Sweden — Finansinspektionen

FI required the first submission in March 2025 and issued technical guidance in May after entities struggled with group-wide data consolidation and scoping what counts as an "ICT service." FI has a test submission environment available through its FIDAC portal.

Denmark — Danish FSA

The Danish FSA has transitioned from the FIONA reporting system to a new e-Reg system specifically because FIONA cannot handle xBRL-CSV format. The RoI is one of the first reports in the new system, which means entities need to register for access and familiarise themselves with a new portal.

2026 submission deadlines

CountryNCADeadlinePortal
LuxembourgCSSF11 Feb – 31 MareDesk
SwedenFI28 FebFIDAC
NorwayFinanstilsynet13 MareReg
GermanyBaFin9–30 MarMVP
NetherlandsDNB20 MarMyDNB
NetherlandsAFM22 MarAFM portal
IrelandCBI2–31 MarCBI portal
DenmarkDanish FSA31 Mare-Reg
FinlandFIN-FSA31 MarFIN-FSA portal
FranceACPRApr (TBC)OneGate
ESAsEBA/ESMA/EIOPANCAs to ESAs by 31 MarEuclid

Reference date for all 2026 submissions: 31 December 2025.

The 10 most common mistakes

  • Editing CSV files in Excel. Excel changes date formats (DD/MM/YYYY instead of YYYY-MM-DD), strips leading zeros, and corrupts UTF-8 encoding. Use a text editor or a dedicated conversion tool.
  • Free text in coded fields. Fields like ICT service type, data sensitivity, and country must use EBA taxonomy codes or ISO standards. "Germany" fails; "DE" passes.
  • Inconsistent contract reference numbers. The contract reference in B_02.01 must match exactly in B_02.02, B_03.01, B_03.02, and B_04.01. A single typo creates orphan records.
  • Invalid LEIs. Every entity and provider needs a valid, active LEI checked against the GLEIF database. Lapsed LEIs were tolerated in 2025 — expect stricter enforcement in 2026. If a provider has both an EUID and LEI, both must be reported.
  • Missing sub-outsourcing chains. For every ICT service supporting a critical or important function, you must document the full chain of sub-contractors in B_05.02. Most entities only report the direct provider.
  • Orphan records.

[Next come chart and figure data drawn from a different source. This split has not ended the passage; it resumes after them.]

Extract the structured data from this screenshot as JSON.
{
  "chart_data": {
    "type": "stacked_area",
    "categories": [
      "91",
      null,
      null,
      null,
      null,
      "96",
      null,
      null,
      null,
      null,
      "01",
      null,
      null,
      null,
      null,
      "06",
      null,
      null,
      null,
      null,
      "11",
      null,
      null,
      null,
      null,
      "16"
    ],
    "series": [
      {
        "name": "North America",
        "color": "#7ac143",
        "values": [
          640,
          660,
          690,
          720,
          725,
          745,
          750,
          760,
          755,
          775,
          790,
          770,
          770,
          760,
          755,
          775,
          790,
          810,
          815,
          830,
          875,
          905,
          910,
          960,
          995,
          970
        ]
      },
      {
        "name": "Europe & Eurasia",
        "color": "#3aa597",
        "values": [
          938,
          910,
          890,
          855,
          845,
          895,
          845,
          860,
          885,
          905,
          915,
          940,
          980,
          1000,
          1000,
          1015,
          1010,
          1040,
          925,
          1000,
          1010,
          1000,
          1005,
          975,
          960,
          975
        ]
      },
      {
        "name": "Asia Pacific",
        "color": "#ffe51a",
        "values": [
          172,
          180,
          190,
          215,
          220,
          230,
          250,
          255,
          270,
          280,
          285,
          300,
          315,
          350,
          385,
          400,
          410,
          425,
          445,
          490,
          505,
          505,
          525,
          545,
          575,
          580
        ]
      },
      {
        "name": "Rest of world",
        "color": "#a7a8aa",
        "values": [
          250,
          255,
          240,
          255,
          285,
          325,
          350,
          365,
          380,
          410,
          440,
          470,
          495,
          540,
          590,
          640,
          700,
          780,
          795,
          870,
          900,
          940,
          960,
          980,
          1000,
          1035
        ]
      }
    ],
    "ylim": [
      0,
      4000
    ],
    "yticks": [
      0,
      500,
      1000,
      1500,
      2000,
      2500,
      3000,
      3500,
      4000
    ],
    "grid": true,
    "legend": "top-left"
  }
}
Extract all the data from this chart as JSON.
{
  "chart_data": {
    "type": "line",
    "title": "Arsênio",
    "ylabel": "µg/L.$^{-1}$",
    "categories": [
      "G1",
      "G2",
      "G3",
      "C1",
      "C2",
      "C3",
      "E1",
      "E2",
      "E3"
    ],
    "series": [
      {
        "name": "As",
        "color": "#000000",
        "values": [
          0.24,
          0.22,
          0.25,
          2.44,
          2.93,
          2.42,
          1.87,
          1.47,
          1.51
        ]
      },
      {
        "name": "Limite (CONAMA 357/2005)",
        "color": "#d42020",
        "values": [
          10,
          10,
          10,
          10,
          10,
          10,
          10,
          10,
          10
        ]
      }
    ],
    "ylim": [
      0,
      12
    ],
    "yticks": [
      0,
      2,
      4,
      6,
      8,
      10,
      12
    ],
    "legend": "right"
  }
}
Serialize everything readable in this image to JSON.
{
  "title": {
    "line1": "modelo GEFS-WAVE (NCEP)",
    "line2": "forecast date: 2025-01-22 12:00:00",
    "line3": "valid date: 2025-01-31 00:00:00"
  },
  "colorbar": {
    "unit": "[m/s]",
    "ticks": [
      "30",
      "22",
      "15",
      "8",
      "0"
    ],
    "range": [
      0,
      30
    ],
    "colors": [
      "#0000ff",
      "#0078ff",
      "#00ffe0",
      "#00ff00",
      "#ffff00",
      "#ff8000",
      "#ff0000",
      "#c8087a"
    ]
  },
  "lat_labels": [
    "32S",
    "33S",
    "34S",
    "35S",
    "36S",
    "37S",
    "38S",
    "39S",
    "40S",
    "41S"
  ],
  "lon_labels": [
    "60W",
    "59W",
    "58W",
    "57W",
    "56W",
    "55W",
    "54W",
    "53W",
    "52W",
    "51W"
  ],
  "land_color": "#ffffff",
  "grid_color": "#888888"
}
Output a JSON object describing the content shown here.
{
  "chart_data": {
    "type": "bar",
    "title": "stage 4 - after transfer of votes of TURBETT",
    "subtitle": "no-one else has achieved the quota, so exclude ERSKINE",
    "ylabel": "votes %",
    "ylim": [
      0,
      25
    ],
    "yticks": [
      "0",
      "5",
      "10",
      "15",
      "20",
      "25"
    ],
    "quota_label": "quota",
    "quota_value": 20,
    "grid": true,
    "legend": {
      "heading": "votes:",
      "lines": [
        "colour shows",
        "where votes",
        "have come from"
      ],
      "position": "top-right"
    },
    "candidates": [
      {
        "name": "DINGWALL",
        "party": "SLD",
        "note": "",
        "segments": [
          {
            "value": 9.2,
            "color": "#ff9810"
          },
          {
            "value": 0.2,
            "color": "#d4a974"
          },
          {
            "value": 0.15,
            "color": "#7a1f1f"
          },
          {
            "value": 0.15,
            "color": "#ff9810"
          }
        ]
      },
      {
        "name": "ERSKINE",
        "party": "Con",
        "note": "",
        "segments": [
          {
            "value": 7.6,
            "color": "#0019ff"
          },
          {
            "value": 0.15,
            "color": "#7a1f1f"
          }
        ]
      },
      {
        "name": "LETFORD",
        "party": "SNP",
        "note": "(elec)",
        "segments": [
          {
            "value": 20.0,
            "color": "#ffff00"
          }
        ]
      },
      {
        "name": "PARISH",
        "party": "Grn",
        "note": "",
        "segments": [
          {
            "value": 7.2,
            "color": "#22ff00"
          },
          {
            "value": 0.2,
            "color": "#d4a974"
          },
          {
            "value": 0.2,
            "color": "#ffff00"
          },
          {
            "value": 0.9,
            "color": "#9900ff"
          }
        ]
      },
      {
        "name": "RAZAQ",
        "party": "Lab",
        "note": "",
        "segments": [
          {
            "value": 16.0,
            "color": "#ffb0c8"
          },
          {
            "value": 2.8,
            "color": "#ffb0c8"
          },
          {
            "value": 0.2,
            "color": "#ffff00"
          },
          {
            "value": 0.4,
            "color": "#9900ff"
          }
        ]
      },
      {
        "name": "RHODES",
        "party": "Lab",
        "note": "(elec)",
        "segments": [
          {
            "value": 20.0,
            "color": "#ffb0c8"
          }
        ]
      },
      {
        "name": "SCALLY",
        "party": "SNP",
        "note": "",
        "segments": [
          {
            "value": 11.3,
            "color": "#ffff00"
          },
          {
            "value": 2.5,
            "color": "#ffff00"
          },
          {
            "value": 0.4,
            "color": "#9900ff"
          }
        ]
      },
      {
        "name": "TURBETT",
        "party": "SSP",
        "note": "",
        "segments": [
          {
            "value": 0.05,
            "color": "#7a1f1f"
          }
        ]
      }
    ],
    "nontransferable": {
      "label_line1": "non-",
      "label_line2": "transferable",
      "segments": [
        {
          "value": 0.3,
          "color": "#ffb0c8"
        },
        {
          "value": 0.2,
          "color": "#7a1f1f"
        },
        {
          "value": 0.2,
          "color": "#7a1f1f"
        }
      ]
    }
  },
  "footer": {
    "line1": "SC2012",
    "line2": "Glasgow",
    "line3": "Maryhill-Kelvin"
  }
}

A contract in B_02.01 without a service in B_02.02, or a function in B_06.01 not referenced by any contract. Cross-table integrity is checked automatically.
  • Classifying everything as non-critical. If no functions are marked critical or important, it will not withstand supervisory scrutiny. The classification in B_06.01 must reflect your actual business impact assessment.
  • Floating-point values in integer fields. The value 200.5 is rejected. Use 200 or 201.
  • Missing filing indicators. Every filing indicator must be true. Wrong case (True, TRUE) or missing values cause rejection.
  • Treating it as a one-time exercise. The register must be maintained continuously and updated whenever arrangements change. The annual submission is a snapshot, but the underlying data must be current.

How to prepare for the 2026 submission

Now (immediately):
  • If you submitted in 2025, review the validation feedback you received. Fix every flagged item, not just the rejections.
  • Validate all LEIs against gleif.org. Renew any that have lapsed.
  • Review your function classification in B_06.01. Is the critical/important designation defensible?
4–6 weeks before deadline:
  • Collect updated contract and provider information. Contact rank-1 suppliers for sub-contractor data.
  • Reconcile contract reference numbers across all templates.
  • Run an internal cross-table consistency check before converting to xBRL-CSV.
2 weeks before deadline:
  • Convert to xBRL-CSV format and run validation. Several NCAs offer test environments (Sweden's FIDAC, Luxembourg's eDesk).
  • Submit early. Every NCA recommends this — you will have time to fix errors before the hard deadline.
After submission:
  • Monitor for NCA feedback. Some NCAs (DNB, CBI) provide a correction window.
  • Note that a submission passing your NCA may still fail at the ESA level. The two-tier process means you may receive additional feedback after the NCA deadline.